The government is currently reviewing its climate change policies to take stock of Australia’s progress in reducing emissions, and to ensure they remain effective in achieving Australia’s 2030 Paris Agreement commitments. The Finkel Review suggests that we need to look beyond this target and that investors need to see a smooth line post-2030. He recommends that the government needs to agree to an emissions reduction trajectory out to 2050, to give the electricity sector clarity about how we will meet our international commitments. The year 2050 is 33 years away; therefore, not only do we need to agree what percentage of our emissions will be reduced by that time but we also need a credible pathway that tracks our progress towards this. We need an effective monitoring mechanism that gives us feedback on how well our policies are working, and when and if changes are needed.
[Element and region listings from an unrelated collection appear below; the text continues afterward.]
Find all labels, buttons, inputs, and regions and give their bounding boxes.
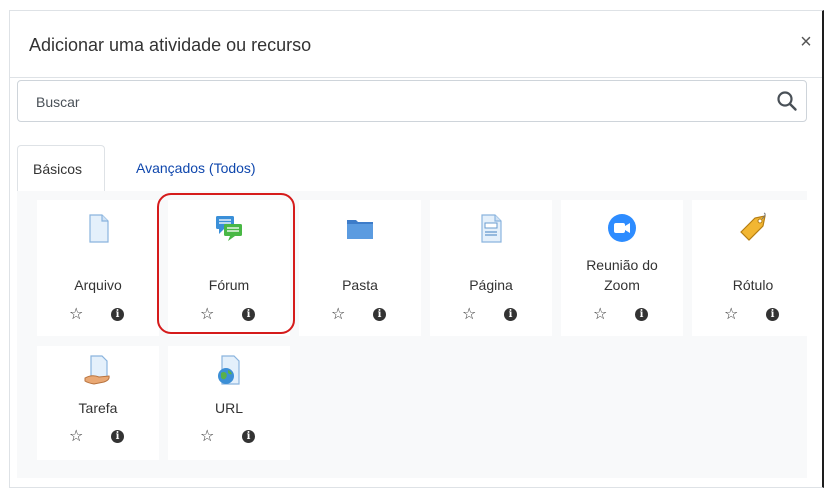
activity-grid: Arquivo ☆ i Fórum ☆ i Pasta ☆ i Página ☆… <box>17 191 814 478</box>
search-field[interactable] <box>17 80 807 123</box>
activity-card-pagina[interactable]: Página ☆ i <box>430 200 552 336</box>
activity-label-line: Reunião do <box>586 257 658 273</box>
star-icon[interactable]: ☆ <box>200 426 214 446</box>
highlight-annotation <box>157 193 295 334</box>
activity-card-url[interactable]: URL ☆ i <box>168 346 290 460</box>
activity-label: Página <box>469 277 513 293</box>
star-icon[interactable]: ☆ <box>69 304 83 324</box>
dialog-title: Adicionar uma atividade ou recurso <box>29 35 312 55</box>
activity-label: Rótulo <box>732 277 774 293</box>
search-icon[interactable] <box>776 90 798 112</box>
info-icon[interactable]: i <box>766 308 779 321</box>
search-input[interactable] <box>34 81 738 123</box>
assignment-icon <box>84 355 110 385</box>
tab-avancados[interactable]: Avançados (Todos) <box>121 145 271 191</box>
activity-label: Tarefa <box>78 400 118 416</box>
info-icon[interactable]: i <box>242 430 255 443</box>
activity-card-arquivo[interactable]: Arquivo ☆ i <box>37 200 159 336</box>
star-icon[interactable]: ☆ <box>462 304 476 324</box>
star-icon[interactable]: ☆ <box>69 426 83 446</box>
activity-card-pasta[interactable]: Pasta ☆ i <box>299 200 421 336</box>
star-icon[interactable]: ☆ <box>724 304 738 324</box>
activity-label: URL <box>214 400 243 416</box>
label-icon <box>740 212 766 241</box>
star-icon[interactable]: ☆ <box>593 304 607 324</box>
info-icon[interactable]: i <box>111 308 124 321</box>
url-icon <box>218 355 240 385</box>
activity-card-zoom[interactable]: Reunião do Zoom ☆ i <box>561 200 683 336</box>
info-icon[interactable]: i <box>373 308 386 321</box>
info-icon[interactable]: i <box>635 308 648 321</box>
tab-bar: Básicos Avançados (Todos) <box>17 145 807 192</box>
activity-label: Arquivo <box>74 277 122 293</box>
folder-icon <box>347 220 373 239</box>
page-icon <box>481 214 502 243</box>
activity-card-tarefa[interactable]: Tarefa ☆ i <box>37 346 159 460</box>
dialog-header: Adicionar uma atividade ou recurso × <box>10 11 822 78</box>
close-button[interactable]: × <box>795 31 817 53</box>
info-icon[interactable]: i <box>111 430 124 443</box>
tab-basicos[interactable]: Básicos <box>17 145 105 192</box>
file-icon <box>89 214 109 243</box>
info-icon[interactable]: i <box>504 308 517 321</box>
activity-card-rotulo[interactable]: Rótulo ☆ i <box>692 200 814 336</box>
activity-label-line: Zoom <box>604 277 640 293</box>
activity-label: Pasta <box>342 277 378 293</box>
zoom-icon <box>608 214 636 242</box>
star-icon[interactable]: ☆ <box>331 304 345 324</box>
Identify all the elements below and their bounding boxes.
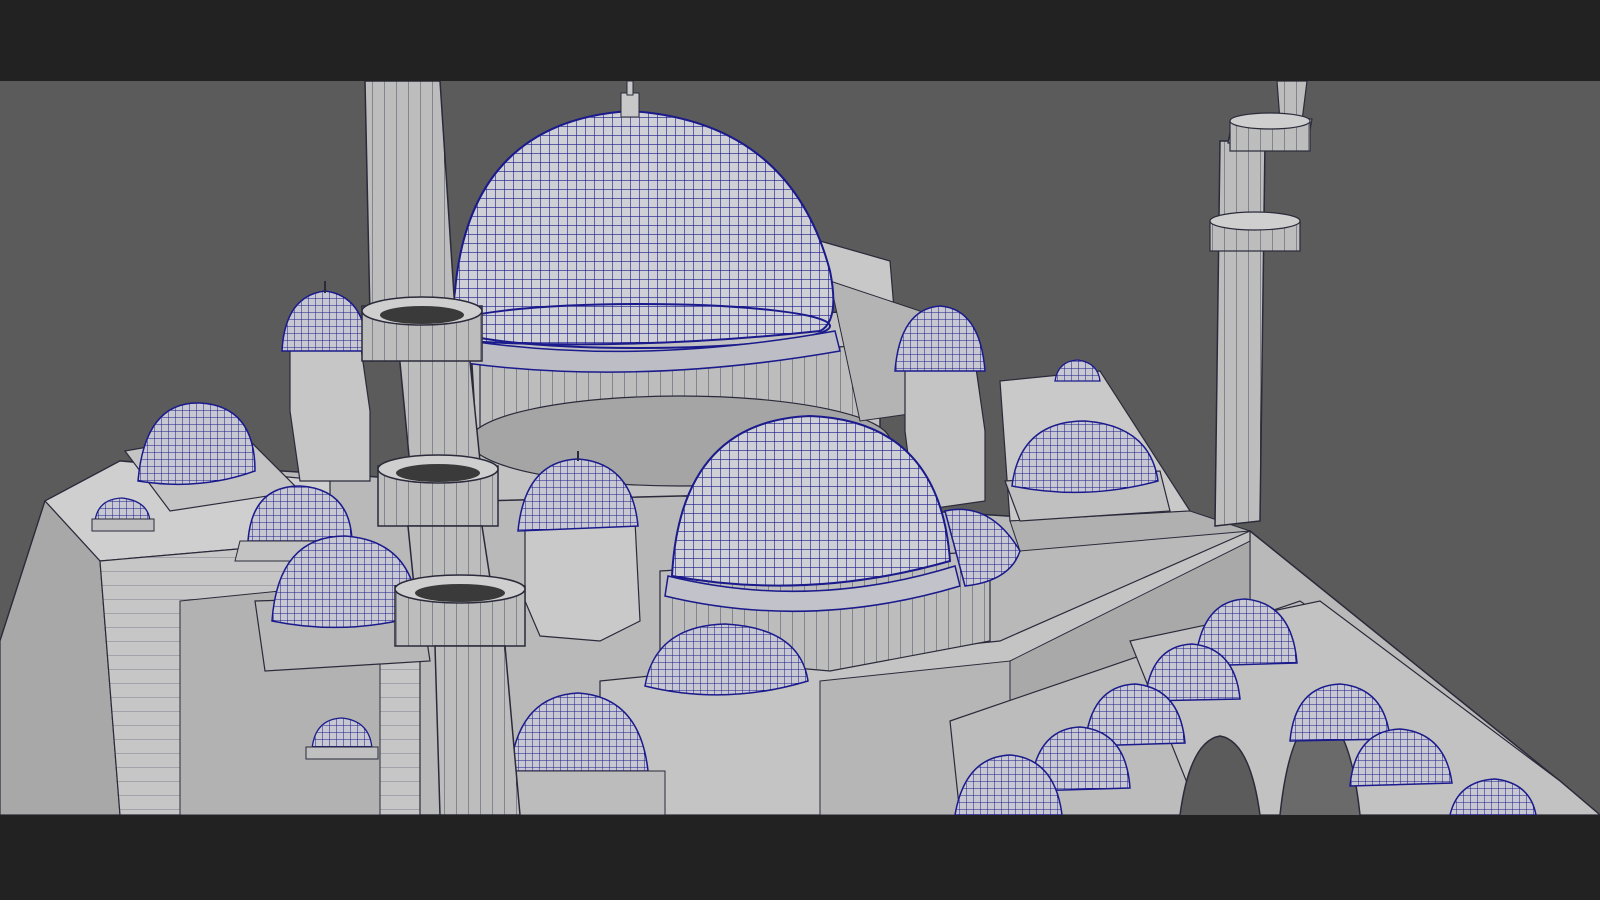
left-turret-dome (281, 281, 371, 482)
3d-viewport[interactable] (0, 81, 1600, 815)
letterbox-bottom-bar (0, 815, 1600, 900)
letterbox-top-bar (0, 0, 1600, 81)
viewport-canvas[interactable] (0, 81, 1600, 815)
center-left-turret (517, 451, 641, 642)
Borrowing a common monitoring technique from accounting leads us to the idea of carbon budgets. Carbon budgets break-up a long-term number into short-term (say five-yearly) increments of emission reductions. The UK has been using carbon budgets to monitor their progress towards a 2050 emission reduction target and this has allowed them to take early action when emissions are not reducing through changes to current programs and strategies. Australia must resolve the politics of energy and climate change. Accounting offers techniques for reducing political complexity to numbers which can provide accountability and transparency across political cycles. Energy policy involves significant government, business and consumer financial costs that cannot be ignored, and climate change will not be addressed without a long-term emission reduction plan that can be made manageable in the short-term.


Annette Quayle

Dr Annette Quayle

Lecturer in the School of Accountancy at QUT. Annette researches and teaches across a range of management control topics emanating from the intersection of accounting, politics and society.